We need to change the way we pray and seek a prayer life that puts God at the center instead of self.

Please do this mental exercise with me. Think of the top handful of politicians who, in your opinion, are causing the most damage to your country. Write down their names. Now think of the top handful of prominent people, be it actors and actresses, athletes or musicians, who are using their considerable influence to guide people deeper into sin. Write down their names. Now think of the prominent people in this world whom you consider to be downright evil. If you have not written their names already, write them on your list at this time. Add to your list people who were well-known Christian leaders but have fallen into sin or rejected their faith in Christ. One more group – write down the names of people you know personally and have contact with regularly that you don’t like, or you find it hard to get along with. Now look at your list and ask yourself, “Have I ever prayed for any of these people, of have I just complained about them?” Some Christians have prayed for bad people and people they don’t like, but many have never considered doing so. Yet this is what we should be doing! Asking God to draw them, to call them, to woo them to himself in powerful ways is true prayer. And when we pray for people regularly it changes how we think of them. We will begin to see them, not as bad people, but as people for whom Christ died. We will become perceptive of their spiritual and emotional needs. Prayer brings us in line with the mind of God because true prayer must agree with God’s expressed will.

What about Prayer before Meals?

I don’t know about you, but I have gotten used to inserting a request or two into my prayer of thanks before a meal. Once that habit was firmly established in me, it seemed normal and right. Then I heard that the Jews repeat a simple expression of thanks at each meal. They always say, “Blessed are you, Oh Lord, our God, King of the universe, who brings forth bread from the earth” (or, if it was a blessing over a cup of wine, they said, “who makes the fruit of the vine”). That seemed strange to me. I wondered why they said the same thing every time. Now I see wisdom in the way they did it. They expressed their thanks, and recognized God’s sovereignty at the same time. That was all. No requests for “favors.”

I am trying to make changes in this area too. I am trying to just give thanks for the food and stop adding in requests for favors.

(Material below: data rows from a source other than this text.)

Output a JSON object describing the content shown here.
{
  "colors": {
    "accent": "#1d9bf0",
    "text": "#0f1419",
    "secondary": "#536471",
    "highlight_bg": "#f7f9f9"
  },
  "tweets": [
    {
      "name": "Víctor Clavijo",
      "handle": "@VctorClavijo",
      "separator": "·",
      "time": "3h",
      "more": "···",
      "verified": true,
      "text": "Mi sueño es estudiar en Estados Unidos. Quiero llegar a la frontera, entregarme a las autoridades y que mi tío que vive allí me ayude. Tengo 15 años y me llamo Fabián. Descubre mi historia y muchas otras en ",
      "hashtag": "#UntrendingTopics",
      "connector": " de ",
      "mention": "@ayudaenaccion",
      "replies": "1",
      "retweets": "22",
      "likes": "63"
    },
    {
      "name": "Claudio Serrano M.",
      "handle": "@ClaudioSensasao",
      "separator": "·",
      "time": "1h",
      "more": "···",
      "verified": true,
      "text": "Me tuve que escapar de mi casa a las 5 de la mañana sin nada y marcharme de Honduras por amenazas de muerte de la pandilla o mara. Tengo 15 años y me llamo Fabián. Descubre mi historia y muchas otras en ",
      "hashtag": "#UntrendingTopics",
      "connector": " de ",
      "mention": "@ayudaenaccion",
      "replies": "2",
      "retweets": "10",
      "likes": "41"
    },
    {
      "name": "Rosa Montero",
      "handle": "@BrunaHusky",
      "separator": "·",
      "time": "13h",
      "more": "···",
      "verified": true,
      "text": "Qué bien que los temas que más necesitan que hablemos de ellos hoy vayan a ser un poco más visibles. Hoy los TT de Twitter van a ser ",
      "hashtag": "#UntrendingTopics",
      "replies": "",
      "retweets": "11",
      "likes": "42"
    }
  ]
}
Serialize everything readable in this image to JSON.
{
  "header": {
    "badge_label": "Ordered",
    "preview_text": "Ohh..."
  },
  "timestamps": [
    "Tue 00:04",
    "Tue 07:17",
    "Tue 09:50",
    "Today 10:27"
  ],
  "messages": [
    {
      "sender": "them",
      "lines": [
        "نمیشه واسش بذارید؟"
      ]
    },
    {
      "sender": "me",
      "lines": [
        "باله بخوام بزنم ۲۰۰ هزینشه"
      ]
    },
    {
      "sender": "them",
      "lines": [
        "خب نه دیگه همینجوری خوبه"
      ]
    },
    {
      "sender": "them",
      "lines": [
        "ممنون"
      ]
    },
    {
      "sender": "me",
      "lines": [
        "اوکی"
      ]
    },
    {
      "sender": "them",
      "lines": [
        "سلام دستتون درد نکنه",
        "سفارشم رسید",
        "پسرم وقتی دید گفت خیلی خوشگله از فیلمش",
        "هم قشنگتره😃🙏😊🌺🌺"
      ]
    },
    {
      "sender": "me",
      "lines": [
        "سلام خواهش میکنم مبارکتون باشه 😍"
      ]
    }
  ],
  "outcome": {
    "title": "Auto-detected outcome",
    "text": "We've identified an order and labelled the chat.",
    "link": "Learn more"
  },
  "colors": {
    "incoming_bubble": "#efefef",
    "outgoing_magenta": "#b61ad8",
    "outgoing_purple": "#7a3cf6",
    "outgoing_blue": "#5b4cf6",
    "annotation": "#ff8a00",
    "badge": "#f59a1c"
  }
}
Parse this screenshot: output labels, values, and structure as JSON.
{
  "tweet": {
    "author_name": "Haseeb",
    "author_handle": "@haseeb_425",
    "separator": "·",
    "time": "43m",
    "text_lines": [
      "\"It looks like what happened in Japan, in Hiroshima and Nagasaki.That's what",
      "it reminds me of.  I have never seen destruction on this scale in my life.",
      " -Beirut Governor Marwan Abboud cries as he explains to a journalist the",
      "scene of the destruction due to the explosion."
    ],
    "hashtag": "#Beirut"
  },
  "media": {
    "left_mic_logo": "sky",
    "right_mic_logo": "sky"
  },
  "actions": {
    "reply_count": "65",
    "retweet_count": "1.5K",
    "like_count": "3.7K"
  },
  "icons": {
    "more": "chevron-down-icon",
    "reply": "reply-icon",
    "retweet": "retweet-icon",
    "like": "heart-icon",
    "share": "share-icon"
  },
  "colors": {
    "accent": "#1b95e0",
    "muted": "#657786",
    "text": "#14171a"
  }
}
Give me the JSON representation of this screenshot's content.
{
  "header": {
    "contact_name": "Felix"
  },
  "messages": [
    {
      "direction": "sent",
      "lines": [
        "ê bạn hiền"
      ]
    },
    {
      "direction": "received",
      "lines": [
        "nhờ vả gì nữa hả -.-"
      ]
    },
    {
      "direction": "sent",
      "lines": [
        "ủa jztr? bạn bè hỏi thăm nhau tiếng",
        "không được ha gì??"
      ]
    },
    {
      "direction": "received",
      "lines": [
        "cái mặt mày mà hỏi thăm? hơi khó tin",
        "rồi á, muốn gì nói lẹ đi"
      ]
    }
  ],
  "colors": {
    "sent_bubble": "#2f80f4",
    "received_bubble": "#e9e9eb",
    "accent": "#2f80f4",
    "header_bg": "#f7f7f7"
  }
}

What about the Prayer of Jabez?

In I Chron. 4:10 we read the prayer of a man named Jabez. The part of the prayer that is most often emphasized is this: “Oh that you would bless me and enlarge my territory.” The verse ends by saying that God granted his request. Does that mean that this was an example of true prayer? Is this how we should always pray? No. This is an example of asking God for favors. It is also an example of how God, in His great mercy and grace, sometimes gives us favors. The fact that God answered that prayer is not a reflection on the nature of prayer; it is a reflection on the nature of God. Many have been impacted by the book The Prayer of Jabez. Unfortunately, it has only served to increase our bad habit of praying about ourselves and for ourselves. We are in the habit of using prayer as nothing but asking God for favors, and when a book like The Prayer of Jabez comes along, it seems to justify such bad habits.